TERRITORIES AND TRACES
Was ist ein Zeitraum? Wann wird er spürbar und wie lässt er sich künstlerisch visualisieren? Der Anlass, sich genau damit auseinanderzusetzen, ergab sich für den Künstler buchstäblich vor der eigenen Wohnungstür – in dem Haus, in dem er aufgewachsen ist, wo er seine Kindheit und Jugend verbrachte. Das Haus war 1893 in München erbaut worden, hatte Kriege und Renovierungen weitgehend unverändert überdauert. Auch die Stufen des Treppenhauses, die über 130 Jahre hinweg zu den Wohnungen unterschiedlichster Menschen und deren Leben führten, waren nie ausgetauscht worden. Bis zu jenem Werktag, an dem Geräusche aus dem Treppenhaus die Neugier des Künstlers weckten und er von dort arbeitenden Handwerkern eher beiläufig erfuhr, dass die Treppenstufen entfernt werden und durch neue ersetzt werden sollten – jene alten Holzstufen, die die Spuren von Generationen von Bewohnerinnen und Bewohnern sowie Besucherinnen und Besuchern des Hauses trugen, zu denen auch die Familie von Ömer Faruk Kaplan gehörte.

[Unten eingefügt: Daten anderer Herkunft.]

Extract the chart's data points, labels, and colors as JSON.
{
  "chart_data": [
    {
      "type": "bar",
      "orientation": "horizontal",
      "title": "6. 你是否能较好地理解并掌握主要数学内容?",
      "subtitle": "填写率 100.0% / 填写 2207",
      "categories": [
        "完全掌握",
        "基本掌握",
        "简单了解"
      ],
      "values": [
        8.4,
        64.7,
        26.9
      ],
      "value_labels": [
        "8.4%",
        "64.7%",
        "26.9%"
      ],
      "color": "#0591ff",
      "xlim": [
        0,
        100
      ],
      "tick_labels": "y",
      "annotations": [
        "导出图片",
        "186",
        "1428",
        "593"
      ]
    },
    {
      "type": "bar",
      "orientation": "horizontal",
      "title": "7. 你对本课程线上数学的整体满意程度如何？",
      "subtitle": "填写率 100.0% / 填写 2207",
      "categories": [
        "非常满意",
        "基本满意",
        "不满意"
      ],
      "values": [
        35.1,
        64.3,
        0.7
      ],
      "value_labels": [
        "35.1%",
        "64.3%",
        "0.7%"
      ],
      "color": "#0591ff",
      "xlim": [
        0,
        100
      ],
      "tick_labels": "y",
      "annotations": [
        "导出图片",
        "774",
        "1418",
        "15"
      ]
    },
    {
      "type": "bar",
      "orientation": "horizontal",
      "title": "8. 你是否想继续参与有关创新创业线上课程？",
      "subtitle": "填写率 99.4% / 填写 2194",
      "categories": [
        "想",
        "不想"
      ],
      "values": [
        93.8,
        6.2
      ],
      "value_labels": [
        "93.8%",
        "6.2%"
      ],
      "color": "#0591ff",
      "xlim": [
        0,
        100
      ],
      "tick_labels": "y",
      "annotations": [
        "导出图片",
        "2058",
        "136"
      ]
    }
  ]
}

Die Stufen fühlten sich an wie ein Teil der eigenen Geschichte, allein ihre physische Präsenz ließ sie wie stille Begleiter des Hauses, wie abstrakte Speicher persönlicher und kollektiver Erinnerungen wirken. Auf die Frage, was mit den Stufen geschehe, antworteten die Handwerker, dass sie sie entsorgen würden. Ob er sie haben könne, fragte der Künstler. Und auf die verwunderte Rückfrage der verschwitzten Treppenbauer, wie viele er denn haben möchte, antwortete dieser mit einem Grinsen im Gesicht: "Alle!"

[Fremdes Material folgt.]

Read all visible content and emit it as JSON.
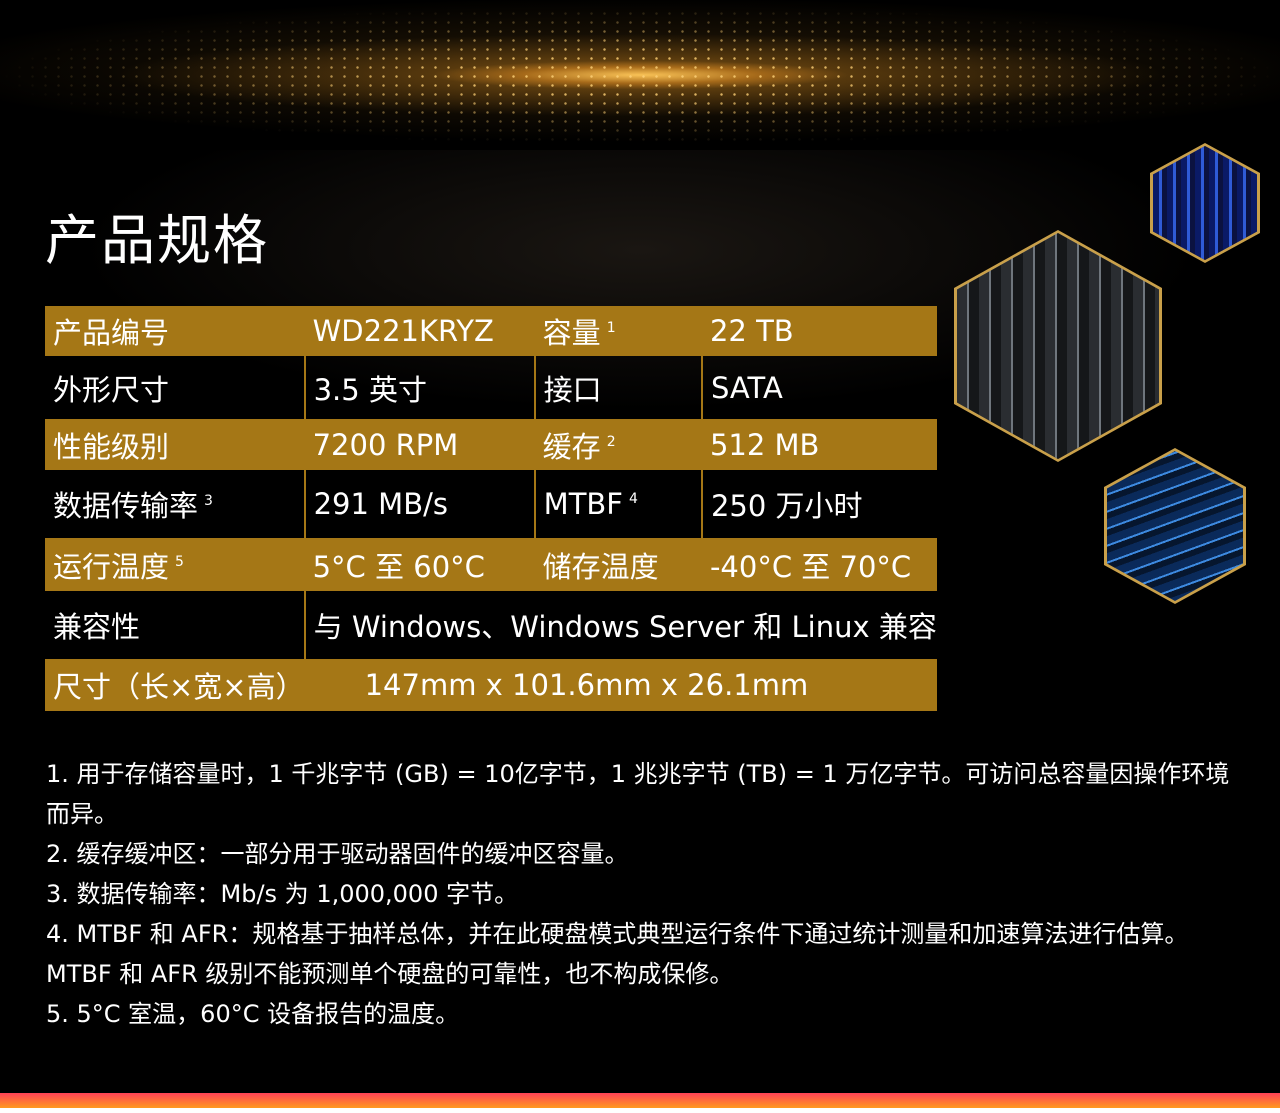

Für seine Arbeit "Territories and Traces" wählte Kaplan 36 Tritte dieser Treppe aus. Sie bestehen aus Eichen- und Fichtenholz und ihre Oberflächen sind je nach Etage unterschiedlich abgenutzt. Indem er sie senkrecht und mit gleichem Abstand nebeneinander an der Wand installierte, verfremdete er die gewohnte Perspektive auf die Stufen. Beim Abschreiten entstand ein neuer, gleichsam musikalischer Rhythmus von dicht zu licht, ein anderer Blick auf die Stufen und ihre Geschichte, die sich durch jahrzehntelange Benutzung in das Holz eingeschrieben hatte. Jetzt waren auch all die Kerben und Narben zu sehen, der unterschiedliche Abrieb der Oberflächen, die Veränderungen in der Farbe. Aus ehemals funktionalen und kaum beachteten Teilen wurde eine Skulptur – und die Bewohner und Besucher des Hauses, die durch ihre Schritte über Jahrzehnte den Objekten ihre finale Form gegeben hatten, wurden nachträglich zu Bildhauerinnen und Bildhauern dieses Werks.
Text: Prof. Dr. Bernhart Schwenk
______________________________________________________________________________________English Version
What is a period of time? When does it become tangible and how can it be visualized artistically? For the artist, the occasion to address this very question arose literally on his own doorstep - in the house where he grew up, where he spent his childhood and youth. The house had been built in Munich in 1893 and had survived wars and renovations largely unchanged. Even the steps of the staircase, which for 130 years led to the apartments of a wide variety of people and their lives, had never been replaced. Until that working day, when noises from the stairwell aroused the artist's curiosity and he learned rather casually from workmen working there that the steps were to be removed and replaced with new ones - those old wooden steps that bore the marks of generations of residents and visitors to the house, including Ömer Faruk Kaplan's family.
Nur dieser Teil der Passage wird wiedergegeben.